Bei Widerruf erfolgt eine Rückerstattung der empfangenen Leistungen (ex tunc)
Zeitpunkt des Eintritts der Vertragswirkung (Ab wann gilt der Vertrag?)
- Bei Anwesenden – bei Zugang der Annahme
- Bei Abwesenden – beim Abschicken der Annahme
4. Konsens mit Vertrauensprinzip
Definition Vertrauensprinzip: Willenserklärungen werden so ausgelegt, wie sie vom Empfänger in guten Treuen verstanden werden durften und mussten. Also wie sie ein redlicher Dritter verstanden hätte.
Normativer Konsens – Das gesagte
Natürlicher Konsens – Das wirklich gemeinte
Meistens kommt es auf den normativen Konsens an, da das Vertrauensprinzip die Willensäusserung berücksichtigt und nicht den Willen der Parteien. Es kommt darauf an was man sagt nicht was man meint.

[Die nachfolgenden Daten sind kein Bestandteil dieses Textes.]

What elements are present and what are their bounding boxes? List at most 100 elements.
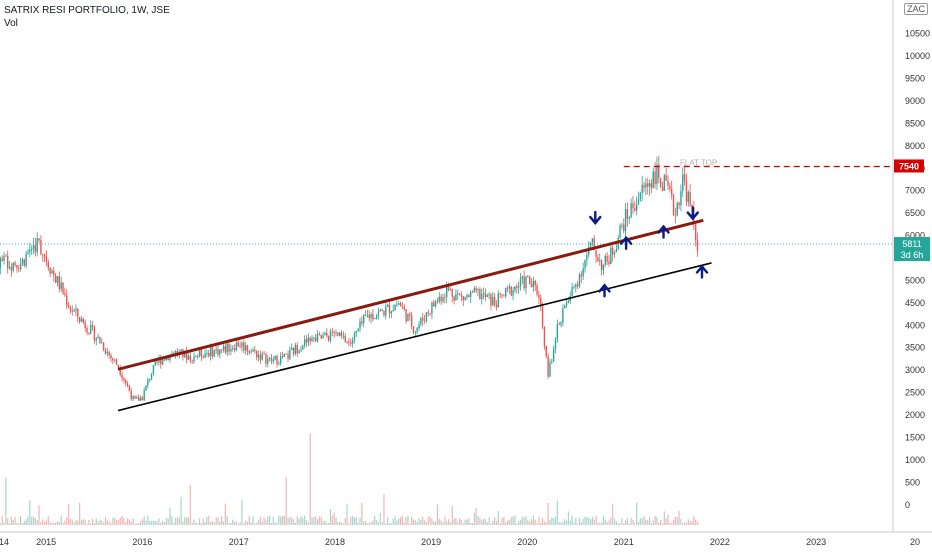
candle-body — [141, 397, 144, 401]
candle-body — [672, 194, 675, 215]
volume-bar — [567, 511, 570, 525]
candle-body — [608, 261, 610, 265]
candle-body — [552, 348, 555, 362]
volume-bar — [320, 516, 322, 525]
candle-body — [80, 318, 83, 322]
volume-bar — [615, 521, 617, 525]
candle-body — [624, 209, 627, 232]
x-tick-label: 14 — [0, 537, 9, 547]
candle-body — [667, 180, 669, 186]
x-tick-label: 2022 — [710, 537, 730, 547]
candle-body — [523, 276, 525, 289]
candle-body — [322, 335, 324, 339]
candle-body — [198, 349, 201, 356]
candle-body — [274, 355, 276, 360]
volume-bar — [49, 521, 51, 525]
volume-bar — [543, 521, 546, 525]
volume-bar — [665, 518, 667, 525]
volume-bar — [586, 516, 588, 525]
volume-bar — [200, 522, 202, 525]
volume-bar — [145, 520, 147, 525]
candle-body — [543, 327, 546, 347]
candle-body — [185, 350, 188, 360]
volume-bar — [42, 519, 44, 525]
candle-body — [149, 379, 151, 381]
volume-bar — [261, 521, 263, 525]
resistance-price-label: 7540 — [899, 161, 919, 171]
candle-body — [14, 262, 16, 265]
volume-bar — [564, 519, 566, 525]
volume-bar — [305, 519, 308, 525]
candle-body — [361, 321, 363, 324]
volume-bar — [554, 516, 557, 525]
candle-body — [442, 297, 444, 302]
candle-body — [355, 330, 358, 334]
volume-bar — [641, 518, 643, 525]
candle-body — [429, 313, 431, 315]
volume-bar — [143, 516, 145, 525]
volume-bar — [422, 517, 424, 525]
volume-bar — [575, 517, 577, 525]
volume-bar — [206, 517, 208, 525]
volume-bar — [477, 515, 479, 525]
volume-bar — [488, 517, 490, 525]
volume-bar — [213, 522, 215, 525]
volume-bar — [12, 519, 14, 525]
candle-body — [481, 293, 483, 299]
volume-bar — [571, 515, 573, 525]
volume-bar — [230, 522, 232, 525]
volume-bar — [278, 515, 280, 525]
candle-body — [202, 356, 204, 358]
candle-body — [410, 315, 413, 327]
volume-bar — [458, 517, 461, 525]
candle-body — [161, 359, 164, 365]
candle-body — [47, 261, 49, 269]
volume-bar — [663, 511, 665, 525]
candle-body — [211, 346, 214, 357]
currency-badge[interactable]: ZAC — [904, 3, 928, 15]
volume-bar — [565, 520, 568, 525]
candle-body — [565, 302, 568, 306]
volume-bar — [636, 502, 638, 525]
volume-bar — [471, 523, 474, 525]
resistance-price-tag — [894, 159, 924, 173]
volume-bar — [156, 521, 158, 525]
candle-body — [680, 191, 682, 206]
volume-bar — [7, 518, 9, 525]
volume-bar — [99, 519, 101, 525]
volume-bar — [468, 518, 470, 525]
volume-bar — [431, 518, 433, 525]
volume-bar — [55, 522, 57, 525]
lower-trendline — [117, 262, 712, 412]
volume-bar — [250, 522, 252, 525]
volume-bar — [154, 520, 156, 525]
candle-body — [331, 331, 334, 333]
candle-body — [447, 286, 450, 290]
candle-body — [460, 294, 463, 297]
volume-bar — [182, 521, 184, 525]
x-tick-label: 20 — [910, 537, 920, 547]
candle-body — [632, 203, 634, 208]
candle-body — [534, 280, 536, 286]
candle-body — [259, 354, 262, 360]
volume-bar — [691, 521, 693, 525]
candle-body — [564, 305, 566, 309]
candle-body — [257, 354, 260, 358]
volume-bar — [411, 516, 413, 525]
volume-bar — [518, 521, 520, 525]
candle-body — [106, 351, 109, 354]
volume-bar — [427, 517, 429, 525]
candle-body — [613, 252, 616, 255]
candle-body — [307, 337, 310, 343]
volume-bar — [440, 520, 442, 525]
volume-bar — [108, 521, 110, 525]
candle-body — [422, 317, 424, 321]
volume-bar — [315, 516, 317, 525]
volume-bar — [403, 522, 405, 525]
x-tick-label: 2016 — [132, 537, 152, 547]
volume-bar — [398, 518, 400, 525]
volume-bar — [348, 523, 350, 525]
volume-bar — [674, 516, 676, 525]
volume-bar — [165, 517, 167, 525]
candle-body — [21, 259, 24, 264]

Ausnahme: Wenn beide Parteien das falsche sagen aber beide das gleiche richtige meinten, zählt der innere Wille (was sie meinten) Bsp.: «Haakjöringsköd-Fall»
Mindestinhalt des Konsenses (essentialia negotii)
Essential negotii: alle wesentlichen Punkte des Vertrages, die geregelt sein müssen:
(zB. Kaufvertrag, Parteirollen (Käufer oder Verkäufer) Leistung und Gegenleistung)
Nebenpunkte müssen gemäss Art. 2 Abs. 1 OR nicht alle erfüllt sein:
(zB. Lieferbedingungen, Zahlungsbedingungen)
Vertragsfreiheit, Art. 19 OR
Jeder kann frei entscheiden, OB, MIT WEM, ÜBER WELCHEN INHALT und WIE DER VERTRAG GESTALTET IST.
- Abschlussfreiheit (OB)
- Partnerwahlfreiheit (MIT WEM) – Ausser, wenn es diskriminierend wird dann Kontrahierungszwang
- Inhaltsfreiheit (ÜBER WELCHEN INHALT)
Andere Vertragsschlussarten
Unterzeichnen eines Dokuments beider Parteien. Dort lässt sich Antrag-Annahme-Modell nicht ganz klar anwenden. Der Vertrag ist trotzdem gültig.
Auslobung und Preisausschreiben führen auch wenn man die die Auslobung nicht gesehen hat zu einem gültigen Vertrag (Art. 8 OR).